Stop the 100 Point Rewards

There is an argument to be made that OpenTable should stop offering 100 points per reservation. My instinct is that the $1 incentive has minimal impact on a diner’s decision to book through OpenTable. The platform offers a ton of value to the diner through the ability to book online, read diner reviews and see photos of the food and restaurants—all at no cost. In the movie business Fandango provides an online booking service and charges the customer. Why does OpenTable need to offer a standard 100 points for booking, particularly at this point where it has such a dominant market share? If I want to go to one of my favorite restaurants, I strongly prefer to quickly book a reservation online. I don’t need to be incentivized to do so, as it’s already a big benefit to not have to pick up the phone and get access to real-time availability.

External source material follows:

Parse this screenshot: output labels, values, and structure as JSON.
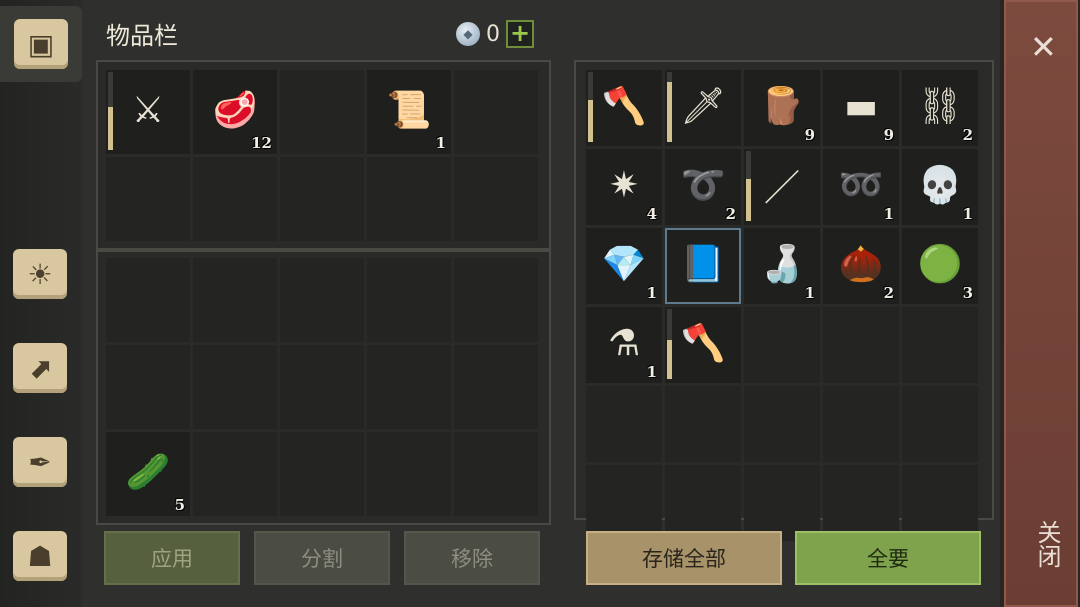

Based on a November 2013 investor presentation, OpenTable seated over 37 million guests in each of the first three quarters of 2013. To make the numbers simple, let’s assume an average of 3.7 guests per reservation (which I’m guessing is actually lower), meaning there were 10 million seated reservations. Now some of these reservations may have been 1,000 point tables or no-point reservations, but it’s seems reasonable to estimate that for each quarter that OpenTable assumes somewhere in the neighborhood $10 million in Dining Rewards Points liability. Quarterly revenues are in the $45-46 million range, meaning that if it cut the standard 100 point offering the bottom line would increase substantially.

Won’t this upset customers? Yes, but probably not anywhere enough to justify the $10 million quarterly savings. Given that 12 annual reservations makes  you a VIP, it’s safe to say that most users don’t book that frequently, in which case they are not likely to be too upset about losing out on less than $12/year. The VIPs will certainly be the more vocal among the group as they stand to lose the most, but then again, if they’re eating out that often, even $50 over a year is a small sacrifice for the convenience of online booking.

VIP Benefits

Whenever you have some bad news to deliver, it helps if you can also deliver some good news at the same time. OpenTable could pull this change off and satiate the VIP members by simultaneously enhancing the actual benefits for VIPs. What would power diners value?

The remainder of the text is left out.